Leapfrogging complexity like that is like the Holy Grail, and probably there are hard computational limits playing at the moment.
 
I think we're probably agreed that a mix is good. But it seems to me just as true to say "Real data can be useful to fill in things that are otherwise impossible to simulate, but you always want the lions share of data to be from the simulated world so you don’t end up overfitting to what you just happen to observe and collect." What I want is to take an approach and then perturb things with data from outside. I think either way should work.

The difference would be that in one case you’ll be overfitting to things that actually, really happen, where in the alternate you’re overfitting to things the system will never really see. Both are bad(this is why Karpathy stresses not just using all the data they get, but carefully selecting out data they care about), but the latter is far worse. The former will produce a network able to handle most driving but that falls on its face when presented with edge cases. The latter will produce a network unable to handle much of anything in the real world, always trying to exploit the parameters of the simulated world it knows.

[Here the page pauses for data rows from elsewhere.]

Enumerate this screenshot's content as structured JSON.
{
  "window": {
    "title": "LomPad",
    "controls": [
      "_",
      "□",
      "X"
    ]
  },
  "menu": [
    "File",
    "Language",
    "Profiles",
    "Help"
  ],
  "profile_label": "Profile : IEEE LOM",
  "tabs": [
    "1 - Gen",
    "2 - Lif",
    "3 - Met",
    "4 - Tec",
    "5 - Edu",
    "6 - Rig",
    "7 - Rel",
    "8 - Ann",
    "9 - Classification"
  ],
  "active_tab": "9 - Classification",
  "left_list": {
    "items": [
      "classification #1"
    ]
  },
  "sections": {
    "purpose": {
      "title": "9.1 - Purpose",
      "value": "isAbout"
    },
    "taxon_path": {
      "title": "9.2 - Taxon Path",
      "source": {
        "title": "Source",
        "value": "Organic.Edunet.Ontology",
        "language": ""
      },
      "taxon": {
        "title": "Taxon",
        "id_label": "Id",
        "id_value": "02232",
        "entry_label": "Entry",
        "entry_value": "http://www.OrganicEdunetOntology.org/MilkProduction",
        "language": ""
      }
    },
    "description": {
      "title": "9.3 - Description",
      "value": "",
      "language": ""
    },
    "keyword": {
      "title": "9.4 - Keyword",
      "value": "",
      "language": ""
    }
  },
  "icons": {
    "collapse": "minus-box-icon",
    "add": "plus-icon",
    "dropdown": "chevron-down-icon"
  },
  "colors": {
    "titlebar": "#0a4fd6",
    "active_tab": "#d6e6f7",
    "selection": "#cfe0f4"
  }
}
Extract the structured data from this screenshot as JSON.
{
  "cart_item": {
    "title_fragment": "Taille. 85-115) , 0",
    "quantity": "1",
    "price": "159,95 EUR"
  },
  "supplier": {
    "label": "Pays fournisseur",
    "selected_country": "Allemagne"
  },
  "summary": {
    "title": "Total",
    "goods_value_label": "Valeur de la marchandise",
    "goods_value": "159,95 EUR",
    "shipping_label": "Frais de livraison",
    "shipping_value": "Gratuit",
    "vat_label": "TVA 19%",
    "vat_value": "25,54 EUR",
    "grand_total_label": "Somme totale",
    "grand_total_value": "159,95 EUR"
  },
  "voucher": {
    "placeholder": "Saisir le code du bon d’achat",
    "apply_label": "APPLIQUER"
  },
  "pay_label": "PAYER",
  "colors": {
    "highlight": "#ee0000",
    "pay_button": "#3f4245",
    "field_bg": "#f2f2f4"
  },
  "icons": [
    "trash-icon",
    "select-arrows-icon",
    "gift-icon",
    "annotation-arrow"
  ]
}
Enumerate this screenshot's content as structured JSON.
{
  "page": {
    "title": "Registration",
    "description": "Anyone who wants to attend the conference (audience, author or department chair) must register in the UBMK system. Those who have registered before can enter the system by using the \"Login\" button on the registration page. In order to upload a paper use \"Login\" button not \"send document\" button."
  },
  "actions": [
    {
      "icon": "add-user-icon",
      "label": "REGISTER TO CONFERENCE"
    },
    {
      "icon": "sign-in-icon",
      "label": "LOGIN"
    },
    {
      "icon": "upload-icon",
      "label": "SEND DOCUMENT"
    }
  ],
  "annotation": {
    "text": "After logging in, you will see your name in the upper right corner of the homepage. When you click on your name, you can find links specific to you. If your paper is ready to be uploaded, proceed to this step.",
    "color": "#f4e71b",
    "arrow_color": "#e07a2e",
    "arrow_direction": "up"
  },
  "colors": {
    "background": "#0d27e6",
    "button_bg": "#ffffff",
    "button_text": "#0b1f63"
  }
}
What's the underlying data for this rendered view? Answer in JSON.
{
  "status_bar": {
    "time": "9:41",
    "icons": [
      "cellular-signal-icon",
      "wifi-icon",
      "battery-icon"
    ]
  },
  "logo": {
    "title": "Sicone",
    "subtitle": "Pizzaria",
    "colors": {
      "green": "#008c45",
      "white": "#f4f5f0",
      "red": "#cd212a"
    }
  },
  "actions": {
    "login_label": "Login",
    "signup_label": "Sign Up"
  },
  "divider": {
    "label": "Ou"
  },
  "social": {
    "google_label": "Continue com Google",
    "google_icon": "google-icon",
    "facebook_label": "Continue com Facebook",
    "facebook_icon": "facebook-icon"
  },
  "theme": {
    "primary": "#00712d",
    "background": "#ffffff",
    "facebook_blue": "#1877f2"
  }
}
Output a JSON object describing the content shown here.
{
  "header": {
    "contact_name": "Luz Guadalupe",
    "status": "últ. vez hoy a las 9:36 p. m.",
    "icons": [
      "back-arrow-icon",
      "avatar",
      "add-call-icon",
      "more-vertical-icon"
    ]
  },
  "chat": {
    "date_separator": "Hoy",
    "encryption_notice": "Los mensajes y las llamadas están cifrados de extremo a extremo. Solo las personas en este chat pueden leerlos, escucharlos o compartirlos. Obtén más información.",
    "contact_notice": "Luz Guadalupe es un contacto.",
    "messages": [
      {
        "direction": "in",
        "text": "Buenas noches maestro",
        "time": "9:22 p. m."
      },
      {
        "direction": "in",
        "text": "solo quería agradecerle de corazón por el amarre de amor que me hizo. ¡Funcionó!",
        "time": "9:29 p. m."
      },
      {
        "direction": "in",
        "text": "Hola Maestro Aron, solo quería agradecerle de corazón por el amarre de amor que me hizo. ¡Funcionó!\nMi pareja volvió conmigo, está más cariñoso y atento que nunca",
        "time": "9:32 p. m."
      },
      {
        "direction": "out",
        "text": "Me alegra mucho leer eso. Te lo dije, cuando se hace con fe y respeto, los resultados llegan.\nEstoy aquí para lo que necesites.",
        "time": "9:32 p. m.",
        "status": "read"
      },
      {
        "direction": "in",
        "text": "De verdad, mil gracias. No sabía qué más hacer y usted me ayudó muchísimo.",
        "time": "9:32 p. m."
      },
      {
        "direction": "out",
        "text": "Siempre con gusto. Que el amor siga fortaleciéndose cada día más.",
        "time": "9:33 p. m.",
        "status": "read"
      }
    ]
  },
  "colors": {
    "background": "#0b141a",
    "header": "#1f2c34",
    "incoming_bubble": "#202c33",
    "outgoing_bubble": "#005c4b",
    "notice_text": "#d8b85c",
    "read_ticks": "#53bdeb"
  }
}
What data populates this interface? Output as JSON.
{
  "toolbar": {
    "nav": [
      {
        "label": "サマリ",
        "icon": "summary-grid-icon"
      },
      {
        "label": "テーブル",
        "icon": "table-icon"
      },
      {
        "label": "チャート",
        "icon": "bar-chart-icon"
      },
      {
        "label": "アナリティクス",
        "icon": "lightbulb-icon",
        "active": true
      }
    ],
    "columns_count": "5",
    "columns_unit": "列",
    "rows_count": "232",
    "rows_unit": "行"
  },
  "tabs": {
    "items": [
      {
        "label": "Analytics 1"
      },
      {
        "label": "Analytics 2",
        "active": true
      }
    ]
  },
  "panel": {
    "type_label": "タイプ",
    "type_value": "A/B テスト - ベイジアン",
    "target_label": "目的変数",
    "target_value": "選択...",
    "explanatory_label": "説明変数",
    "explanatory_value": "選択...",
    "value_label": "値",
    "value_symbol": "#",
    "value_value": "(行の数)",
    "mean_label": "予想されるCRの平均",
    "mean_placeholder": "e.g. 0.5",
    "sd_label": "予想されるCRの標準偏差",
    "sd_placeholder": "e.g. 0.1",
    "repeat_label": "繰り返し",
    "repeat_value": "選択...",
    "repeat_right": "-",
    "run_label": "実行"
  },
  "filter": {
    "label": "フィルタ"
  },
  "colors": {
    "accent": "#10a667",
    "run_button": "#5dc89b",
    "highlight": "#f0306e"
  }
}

Think of it this way: if you’re learning to walk, would it be better to learn by walking the same 2 blocks in a city over and over again, or by walking across an entire planet where the surface is that of a bouncy house?
 
this is why Karpathy stresses not just using all the data they get, but carefully selecting out data they care about
Yeah. I think Karpathy is busy building AlphaDriving. It will work eventually after lots of driving-specific effort. Then they'll take their learning from that and build an AlphaZero type solution that's far, far better. My point, lest it's entirely lost, is that I don't see that others can't make an AlphaZero type effort from another direction without ever building AlphaDriving. Saying others are doomed because they don't have the data is not at all certain.